You will get two different answers to the questions ‘what is an average/good conversion rate for e-commerce?’ First, the answer to what an average conversion rate is according to research. And then the answer to what a good conversion rate is.
Ecommerce Conversion Rates by Industry
Ok, let’s start at looking at the average ecommerce conversion rates from Monetate, both globally and for the US and the UK:
If you came here wondering what a ‘good’ conversion rate for e-commerce is, and wanna know why the above numbers don’t really matter, continue reading.
You have maybe heard the quote ‘Lies, damned lies, and statistics’ by Benjamin Disraeli. There are several problems with looking at the numbers above.
Let’s start by asking some questions:
What kind of e-commerce have you got?
- Is it retail?
- Are you in travel?
The conversion rates might vary widely in different industries; for example, a typical retail conversion rate is different from a typical SaaS conversion rate.
Let’s say you find the average for your industry. What will you do with that number? It wouldn’t matter if you were above or under the average because you would probably wanna improve anyway, right?
Average Conversion Rates by Device
Here you see the average conversion rate for desktop, tablet, and mobile.
What does this say? Well for once it says that the conversion rate is much lower for mobile. Why is that? It is normal for people to use the mobile to browse an e-commerce site, and then use their desktop or laptop to buy; so the ‘actual’ conversion rates for mobile are higher.
But, out of these statistics, how many of the e-commerce sites has a website that works properly on a tablet or a phone? If 50% of the sites in these averages doesn’t have a mobile-optimised site then these numbers are totally off for someone who does has a mobile optimised site.
From my experience, I know that almost half as many conversions on mobile compared to a desktop is too low, (even with a mobile optimised site), and if my e-commerce looked like the averages here I would dig deeper in Google Analytics to try to find what the problems are.
Why the overall conversion rate is not that interesting
Let me illustrate with an example why your overall conversion rates are not the only numbers you should look at:
Example day 1: 5% conversion rate. (4000 visits, 200 sales)
Example day 2: 10% conversion rate. (500 visits, 50 sales)
If we only looked at the conversion rates here, day 2 would look better. But if the extra visitors you got on day 1 came for a low cost or no extra cost then day 1 is obviously the best.
This shows why the conversion rate alone is not a good KPI, (Key Performance Indicator).
What to look at instead
You wanna start by asking what your specific, segmented conversions rates are like. You wanna ask questions like:
What is my conversion rate:
- For desktop/tablet/mobile?
- For different devices?
- Between different browser versions?
- For new/return customers?
- Search traffic vs. other sources?
- Different states/countries/cities?
- What is the bounce and exit rate for specific pages?

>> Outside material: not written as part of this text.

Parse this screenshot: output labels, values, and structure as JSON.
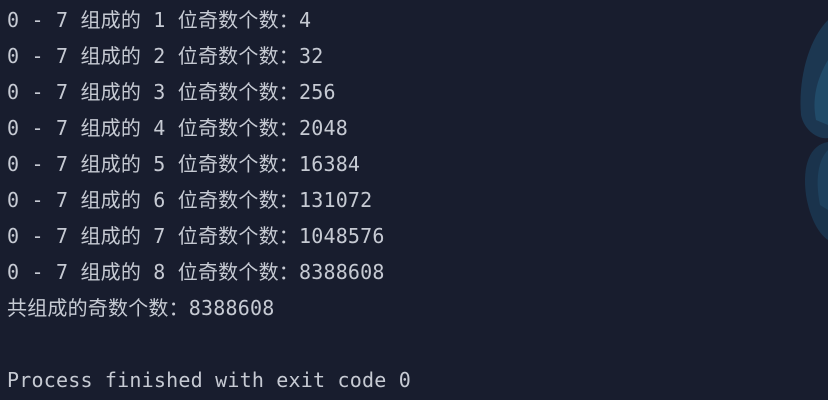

- How many pages views per session?
Let’s look at a real example from a site.
Here the conversion rate is 3.84%. And I have sorted it by countries with the worst converting countries first. (I excluded countries with less than 100 transactions to get some statistical significance).
We see that some countries, like Hungary, has a really low conversion rate. Maybe this is the case in general, but that doesn’t mean that it can’t be improved.
We also see that the UK has a conversion rate lower than both the average, and the US, which is weird. Also, remember the statistics above saying the UK should have higher conversion rates than the US?
Okay, now when we have seen this list. Why does it matter? What could we do to improve things?
Well, one theory could be that visitors from some of these countries do not buy because they are not sure if the e-commerce site really ships to their country. So we could give the visitors from Hungary or the U.K a message saying ‘Hey! We ship to Hungary/The U.K!’.
We could also choose non-English countries that has a lot of transactions but a low conversion rate, and translate it into their language.
For this specific e-commerce site that has $1 million in revenue we are talking around $150.000 in extra revenue if we could increase the conversion rates for the low converting countries. Not too bad.
What needs to be done is more CRO research so that we can try to find the reason to why some countries do not convert, and then set up a test for that. But you can now see why that 3.84% number really did not matter: what was important was to dive deeper and segment.
The most important factor for an e-commerce is not the average conversion rate numbers, but rather the segmenting. Know what to look for and you can always improve your conversion rates.